Lab 11 (5 points)
CS550, Operating Systems
Caching
Name:
_____________________________________________
To submit this assignment, you may copy and paste parts of the
assignment into a text editor such as nano, vi, notepad, MS Word,
OpenOffice Writer, etc. Zip any code and scripts you create
showing the output of your solutions, and submit the zip file to
the dropbox for lab 11. Be sure to include a text document
including any written/typed/graphed results. You may work with a
partner on this lab, but each person must submit his/her own
solution.
The following lab is based in part upon labs provided at the CUDA
and C++ 11 sessions from the SC13 conference. Within this lab,
you will work with a matrix multiplication program and learn about
the effects of data locality within the CPU cache, and how this may
be indirectly affected depending upon the order in which data is
accessed.
Within this lab, you will test scaling and caching by using matrix
multiplication.
Download the files at the following link.
Review the batch file provided below.
#!/bin/bash
#SBATCH -A TG-SEE120004
#SBATCH -n 16
#SBATCH -J matMult
#SBATCH -o mm.o%j
#SBATCH -p development
#SBATCH -t 00:15:00
echo 'Starting job'
ibrun mmnf.exe 5000
echo 'Completed job'
1. What are the command line parameters provided in this batch file?
2. What do you think the echo command does?
Review the two C programs provided in the zip file.
3. What is the purpose of the code in each file?
4. What design pattern is used within the code?
5. What data is sent in each process?
6. What data is received in each process?
7. Are all of these data transfers necessary? Explain.
8. Compile and run the code on Stampede using the batch scripts
provided. Record the run time of your results.

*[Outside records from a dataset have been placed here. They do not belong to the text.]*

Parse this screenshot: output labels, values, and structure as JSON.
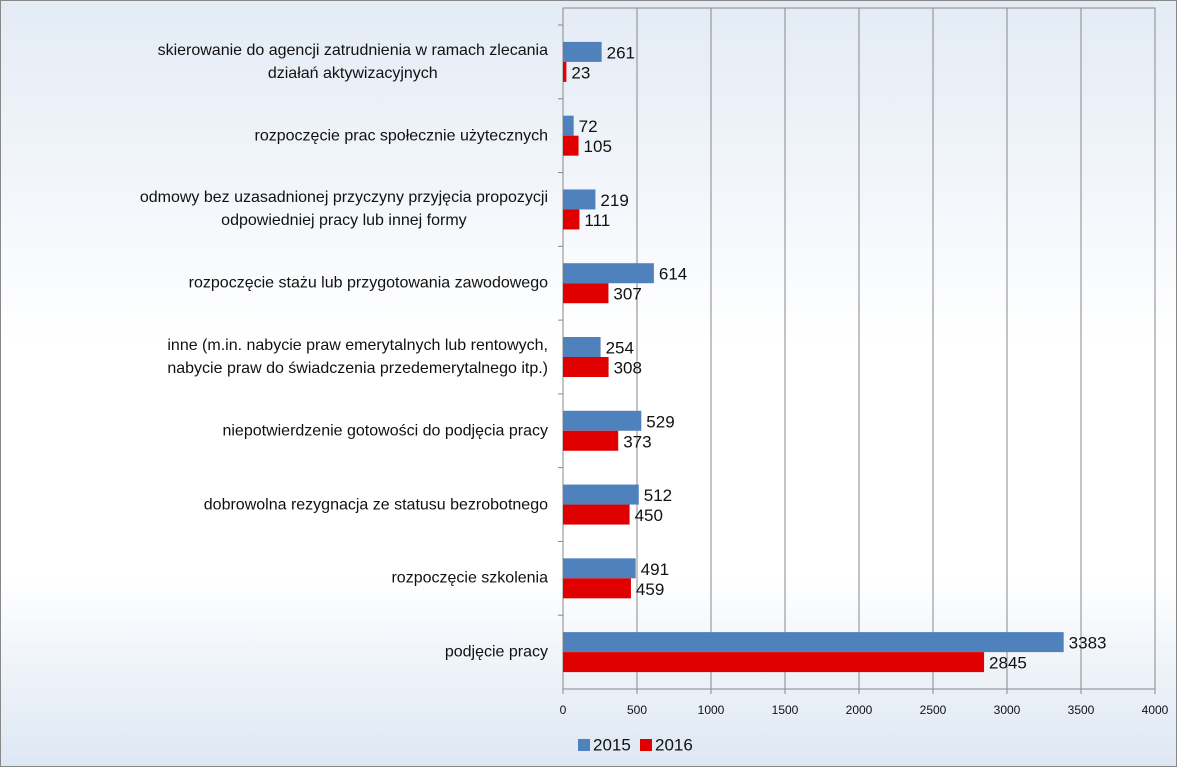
{
  "chart_data": {
    "type": "hbar",
    "categories": [
      "skierowanie do agencji zatrudnienia w ramach zlecania\ndziałań aktywizacyjnych",
      "rozpoczęcie prac społecznie użytecznych",
      "odmowy bez uzasadnionej przyczyny przyjęcia propozycji\nodpowiedniej pracy lub innej formy",
      "rozpoczęcie stażu lub przygotowania zawodowego",
      "inne (m.in. nabycie praw emerytalnych lub rentowych,\nnabycie praw do świadczenia przedemerytalnego itp.)",
      "niepotwierdzenie gotowości do podjęcia pracy",
      "dobrowolna rezygnacja ze statusu bezrobotnego",
      "rozpoczęcie szkolenia",
      "podjęcie pracy"
    ],
    "series": [
      {
        "name": "2015",
        "color": "#4f81bd",
        "values": [
          261,
          72,
          219,
          614,
          254,
          529,
          512,
          491,
          3383
        ]
      },
      {
        "name": "2016",
        "color": "#e00000",
        "values": [
          23,
          105,
          111,
          307,
          308,
          373,
          450,
          459,
          2845
        ]
      }
    ],
    "xlim": [
      0,
      4000
    ],
    "xticks": [
      0,
      500,
      1000,
      1500,
      2000,
      2500,
      3000,
      3500,
      4000
    ],
    "grid": true,
    "legend": "bottom"
  }
}
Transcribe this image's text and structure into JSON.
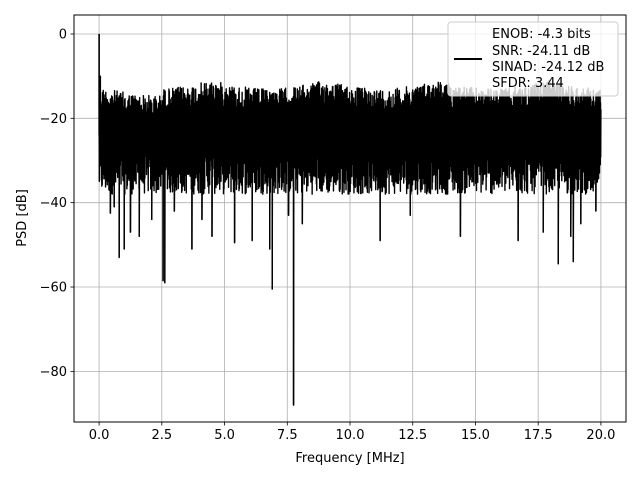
{
  "chart_data": {
    "type": "line",
    "title": "",
    "xlabel": "Frequency [MHz]",
    "ylabel": "PSD [dB]",
    "xlim": [
      -1.0,
      21.0
    ],
    "ylim": [
      -92.0,
      4.5
    ],
    "xticks": [
      0.0,
      2.5,
      5.0,
      7.5,
      10.0,
      12.5,
      15.0,
      17.5,
      20.0
    ],
    "xtick_labels": [
      "0.0",
      "2.5",
      "5.0",
      "7.5",
      "10.0",
      "12.5",
      "15.0",
      "17.5",
      "20.0"
    ],
    "yticks": [
      0,
      -20,
      -40,
      -60,
      -80
    ],
    "ytick_labels": [
      "0",
      "−20",
      "−40",
      "−60",
      "−80"
    ],
    "grid": true,
    "legend_position": "upper-right",
    "legend": {
      "line_label": "",
      "entries": [
        "ENOB: -4.3 bits",
        "SNR: -24.11 dB",
        "SINAD: -24.12 dB",
        "SFDR: 3.44"
      ]
    },
    "series": [
      {
        "color": "#000000",
        "x_range": [
          0.0,
          20.0
        ],
        "noise_floor_range_db": [
          -38.0,
          -11.0
        ],
        "peaks": [
          {
            "x": 0.0,
            "y": 0.0
          },
          {
            "x": 0.05,
            "y": -10.0
          }
        ],
        "notable_dips": [
          {
            "x": 0.45,
            "y": -42.5
          },
          {
            "x": 0.6,
            "y": -41.0
          },
          {
            "x": 0.8,
            "y": -53.0
          },
          {
            "x": 1.0,
            "y": -51.0
          },
          {
            "x": 1.25,
            "y": -47.0
          },
          {
            "x": 1.6,
            "y": -48.0
          },
          {
            "x": 2.1,
            "y": -44.0
          },
          {
            "x": 2.55,
            "y": -58.5
          },
          {
            "x": 2.62,
            "y": -59.0
          },
          {
            "x": 3.0,
            "y": -42.0
          },
          {
            "x": 3.7,
            "y": -51.0
          },
          {
            "x": 4.1,
            "y": -44.0
          },
          {
            "x": 4.5,
            "y": -48.0
          },
          {
            "x": 5.4,
            "y": -49.5
          },
          {
            "x": 6.1,
            "y": -49.0
          },
          {
            "x": 6.8,
            "y": -51.0
          },
          {
            "x": 6.9,
            "y": -60.5
          },
          {
            "x": 7.55,
            "y": -43.0
          },
          {
            "x": 7.75,
            "y": -88.0
          },
          {
            "x": 8.1,
            "y": -45.0
          },
          {
            "x": 11.2,
            "y": -49.0
          },
          {
            "x": 12.4,
            "y": -43.0
          },
          {
            "x": 14.4,
            "y": -48.0
          },
          {
            "x": 16.7,
            "y": -49.0
          },
          {
            "x": 17.7,
            "y": -47.0
          },
          {
            "x": 18.3,
            "y": -54.5
          },
          {
            "x": 18.8,
            "y": -48.0
          },
          {
            "x": 18.9,
            "y": -54.0
          },
          {
            "x": 19.2,
            "y": -45.0
          },
          {
            "x": 19.8,
            "y": -42.0
          }
        ]
      }
    ]
  }
}
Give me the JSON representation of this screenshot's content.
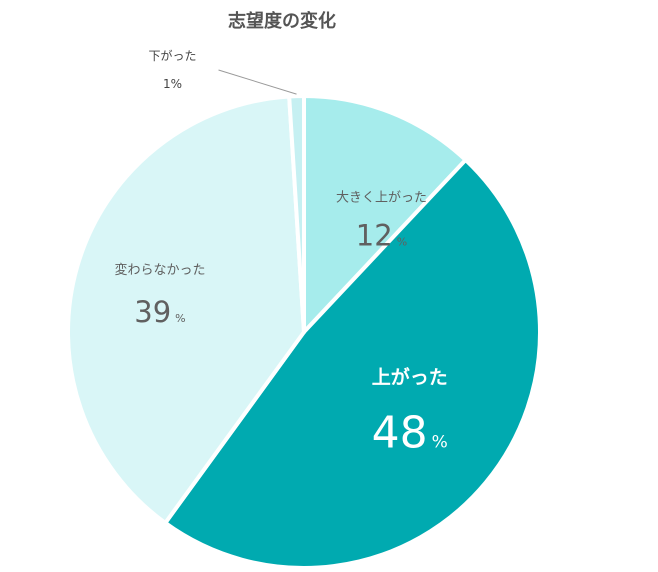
{
  "chart_data": {
    "type": "pie",
    "title": "志望度の変化",
    "slices": [
      {
        "label": "大きく上がった",
        "value": 12,
        "unit": "%",
        "color": "#a6ecec",
        "text_color": "#606060"
      },
      {
        "label": "上がった",
        "value": 48,
        "unit": "%",
        "color": "#00aab0",
        "text_color": "#ffffff"
      },
      {
        "label": "変わらなかった",
        "value": 39,
        "unit": "%",
        "color": "#d9f6f7",
        "text_color": "#606060"
      },
      {
        "label": "下がった",
        "value": 1,
        "unit": "%",
        "color": "#c6f0f2",
        "text_color": "#444444"
      }
    ],
    "start_angle": "12 o'clock",
    "direction": "clockwise",
    "legend": "none"
  }
}
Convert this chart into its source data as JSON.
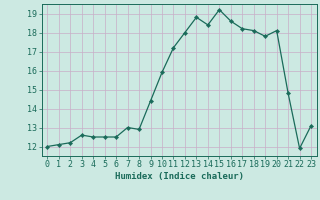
{
  "x": [
    0,
    1,
    2,
    3,
    4,
    5,
    6,
    7,
    8,
    9,
    10,
    11,
    12,
    13,
    14,
    15,
    16,
    17,
    18,
    19,
    20,
    21,
    22,
    23
  ],
  "y": [
    12.0,
    12.1,
    12.2,
    12.6,
    12.5,
    12.5,
    12.5,
    13.0,
    12.9,
    14.4,
    15.9,
    17.2,
    18.0,
    18.8,
    18.4,
    19.2,
    18.6,
    18.2,
    18.1,
    17.8,
    18.1,
    14.8,
    11.9,
    13.1
  ],
  "line_color": "#1a6b5a",
  "marker": "D",
  "marker_size": 2.2,
  "bg_color": "#cce9e2",
  "grid_color_major": "#c8aec8",
  "xlabel": "Humidex (Indice chaleur)",
  "xlim": [
    -0.5,
    23.5
  ],
  "ylim": [
    11.5,
    19.5
  ],
  "yticks": [
    12,
    13,
    14,
    15,
    16,
    17,
    18,
    19
  ],
  "xticks": [
    0,
    1,
    2,
    3,
    4,
    5,
    6,
    7,
    8,
    9,
    10,
    11,
    12,
    13,
    14,
    15,
    16,
    17,
    18,
    19,
    20,
    21,
    22,
    23
  ],
  "label_fontsize": 6.5,
  "tick_fontsize": 6.0,
  "linewidth": 0.9
}
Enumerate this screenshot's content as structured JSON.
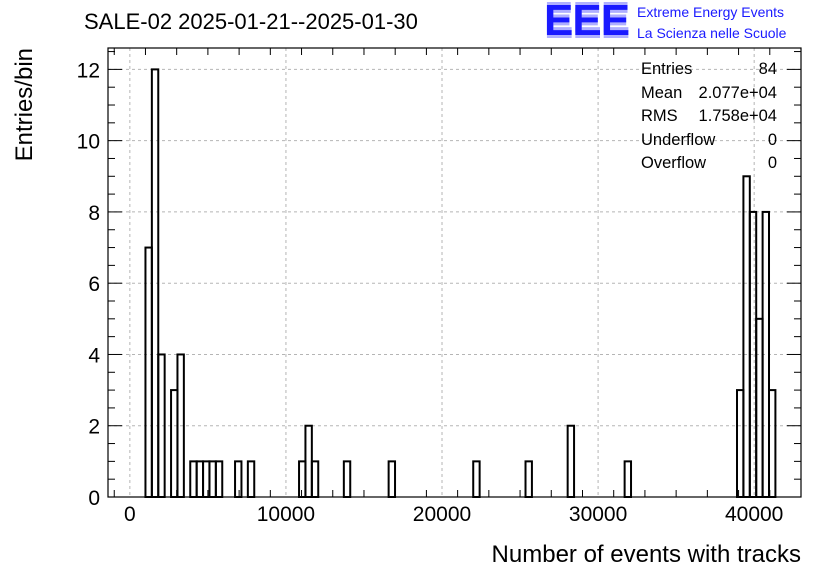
{
  "title": "SALE-02 2025-01-21--2025-01-30",
  "logo": {
    "mark": "EEE",
    "line1": "Extreme Energy Events",
    "line2": "La Scienza nelle Scuole"
  },
  "stats": [
    {
      "label": "Entries",
      "value": "84"
    },
    {
      "label": "Mean",
      "value": "2.077e+04"
    },
    {
      "label": "RMS",
      "value": "1.758e+04"
    },
    {
      "label": "Underflow",
      "value": "0"
    },
    {
      "label": "Overflow",
      "value": "0"
    }
  ],
  "chart_data": {
    "type": "bar",
    "style": "step-histogram",
    "title": "SALE-02 2025-01-21--2025-01-30",
    "xlabel": "Number of events with tracks",
    "ylabel": "Entries/bin",
    "xlim": [
      -1400,
      43000
    ],
    "ylim": [
      0,
      12.6
    ],
    "xticks": [
      0,
      10000,
      20000,
      30000,
      40000
    ],
    "xtick_labels": [
      "0",
      "10000",
      "20000",
      "30000",
      "40000"
    ],
    "yticks": [
      0,
      2,
      4,
      6,
      8,
      10,
      12
    ],
    "ytick_labels": [
      "0",
      "2",
      "4",
      "6",
      "8",
      "10",
      "12"
    ],
    "grid": true,
    "bin_width": 410,
    "bins": [
      {
        "x0": 1000,
        "value": 7
      },
      {
        "x0": 1410,
        "value": 12
      },
      {
        "x0": 1820,
        "value": 4
      },
      {
        "x0": 2230,
        "value": 0
      },
      {
        "x0": 2640,
        "value": 3
      },
      {
        "x0": 3050,
        "value": 4
      },
      {
        "x0": 3460,
        "value": 0
      },
      {
        "x0": 3870,
        "value": 1
      },
      {
        "x0": 4280,
        "value": 1
      },
      {
        "x0": 4690,
        "value": 1
      },
      {
        "x0": 5100,
        "value": 1
      },
      {
        "x0": 5510,
        "value": 1
      },
      {
        "x0": 5920,
        "value": 0
      },
      {
        "x0": 6330,
        "value": 0
      },
      {
        "x0": 6740,
        "value": 1
      },
      {
        "x0": 7150,
        "value": 0
      },
      {
        "x0": 7560,
        "value": 1
      },
      {
        "x0": 10840,
        "value": 1
      },
      {
        "x0": 11250,
        "value": 2
      },
      {
        "x0": 11660,
        "value": 1
      },
      {
        "x0": 13710,
        "value": 1
      },
      {
        "x0": 16580,
        "value": 1
      },
      {
        "x0": 22000,
        "value": 1
      },
      {
        "x0": 25350,
        "value": 1
      },
      {
        "x0": 28050,
        "value": 2
      },
      {
        "x0": 31700,
        "value": 1
      },
      {
        "x0": 38900,
        "value": 3
      },
      {
        "x0": 39310,
        "value": 9
      },
      {
        "x0": 39720,
        "value": 8
      },
      {
        "x0": 40130,
        "value": 5
      },
      {
        "x0": 40540,
        "value": 8
      },
      {
        "x0": 40950,
        "value": 3
      }
    ]
  }
}
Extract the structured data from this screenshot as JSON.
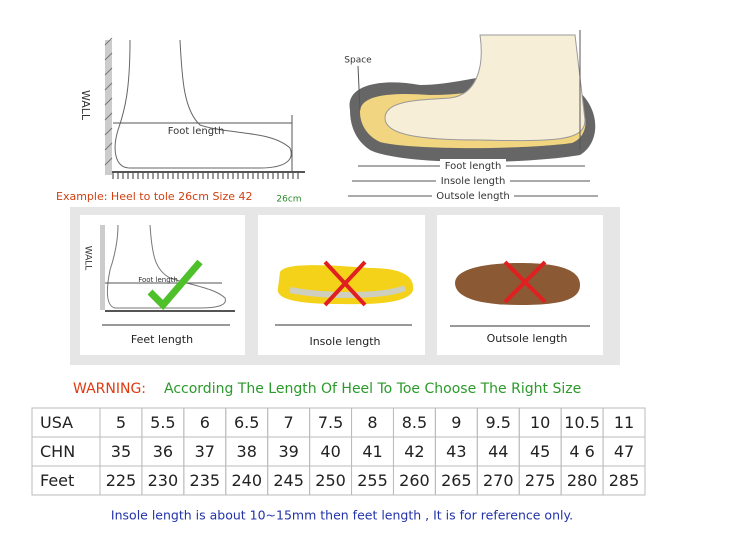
{
  "diagram_top_left": {
    "wall": "WALL",
    "foot_length": "Foot length",
    "example": "Example: Heel to tole 26cm Size 42",
    "measure": "26cm"
  },
  "diagram_top_right": {
    "space": "Space",
    "foot_length": "Foot length",
    "insole_length": "Insole length",
    "outsole_length": "Outsole length"
  },
  "panels": [
    {
      "wall": "WALL",
      "small_label": "Foot length",
      "caption": "Feet length"
    },
    {
      "caption": "Insole length"
    },
    {
      "caption": "Outsole length"
    }
  ],
  "warning": {
    "label": "WARNING:",
    "text": "According The Length Of Heel To Toe Choose The Right Size"
  },
  "table": {
    "rows": [
      [
        "USA",
        "5",
        "5.5",
        "6",
        "6.5",
        "7",
        "7.5",
        "8",
        "8.5",
        "9",
        "9.5",
        "10",
        "10.5",
        "11"
      ],
      [
        "CHN",
        "35",
        "36",
        "37",
        "38",
        "39",
        "40",
        "41",
        "42",
        "43",
        "44",
        "45",
        "4 6",
        "47"
      ],
      [
        "Feet",
        "225",
        "230",
        "235",
        "240",
        "245",
        "250",
        "255",
        "260",
        "265",
        "270",
        "275",
        "280",
        "285"
      ]
    ]
  },
  "footer": "Insole length is about 10~15mm then feet length , It is for reference only."
}
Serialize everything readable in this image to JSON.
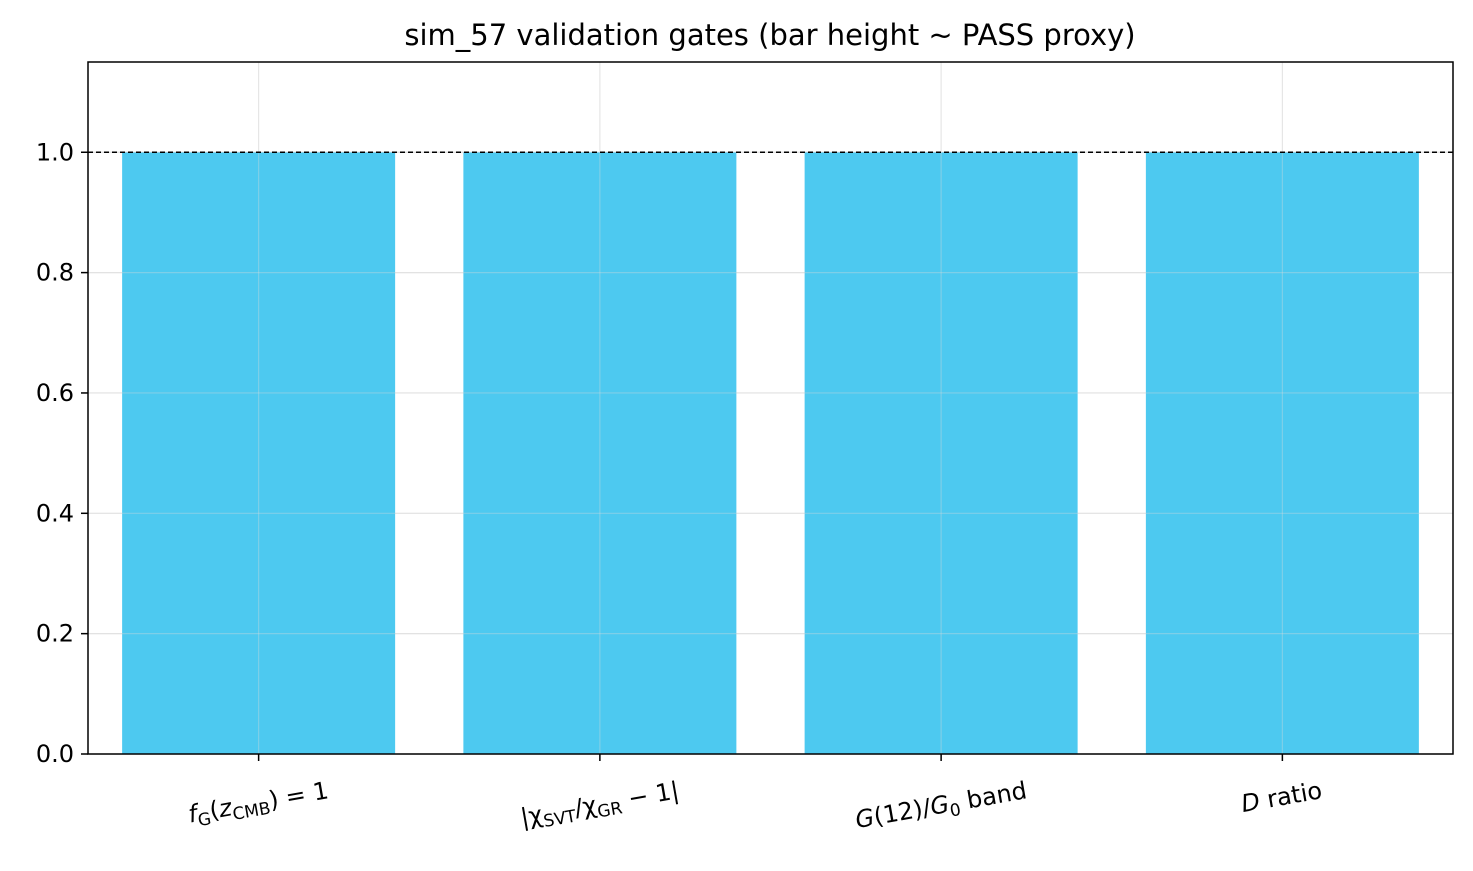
{
  "chart_data": {
    "type": "bar",
    "title": "sim_57 validation gates (bar height ~ PASS proxy)",
    "xlabel": "",
    "ylabel": "",
    "categories": [
      {
        "parts": [
          [
            "f",
            "i"
          ],
          [
            "G",
            "sub-i"
          ],
          [
            "(",
            ""
          ],
          [
            "z",
            "i"
          ],
          [
            "CMB",
            "sub"
          ],
          [
            ") = 1",
            ""
          ]
        ]
      },
      {
        "parts": [
          [
            "|χ",
            ""
          ],
          [
            "SVT",
            "sub"
          ],
          [
            "/χ",
            ""
          ],
          [
            "GR",
            "sub"
          ],
          [
            " − 1|",
            ""
          ]
        ]
      },
      {
        "parts": [
          [
            "G",
            "i"
          ],
          [
            "(12)/",
            ""
          ],
          [
            "G",
            "i"
          ],
          [
            "0",
            "sub"
          ],
          [
            " band",
            ""
          ]
        ]
      },
      {
        "parts": [
          [
            "D",
            "i"
          ],
          [
            " ratio",
            ""
          ]
        ]
      }
    ],
    "values": [
      1.0,
      1.0,
      1.0,
      1.0
    ],
    "ylim": [
      0,
      1.15
    ],
    "yticks": [
      "0.0",
      "0.2",
      "0.4",
      "0.6",
      "0.8",
      "1.0"
    ],
    "reference_line": 1.0,
    "grid": true,
    "bar_color": "#4dc9f0",
    "grid_color": "#e6e6e6"
  }
}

9. Modify the number of cores used to 16, 32, 128, 256, and
512. Record and graph these run times vs the number of
processors, including the results from problem 8.
10. Explain the results. Consider caching and data locality in
your answer. Hint: consider the difference in memory location
between matrix data in the same row - A[i][j] and A[i][j+1] vs
matrix data in the same column A[i+1][j] and A[i][j]. In which
case would both values likely be pulled into cache?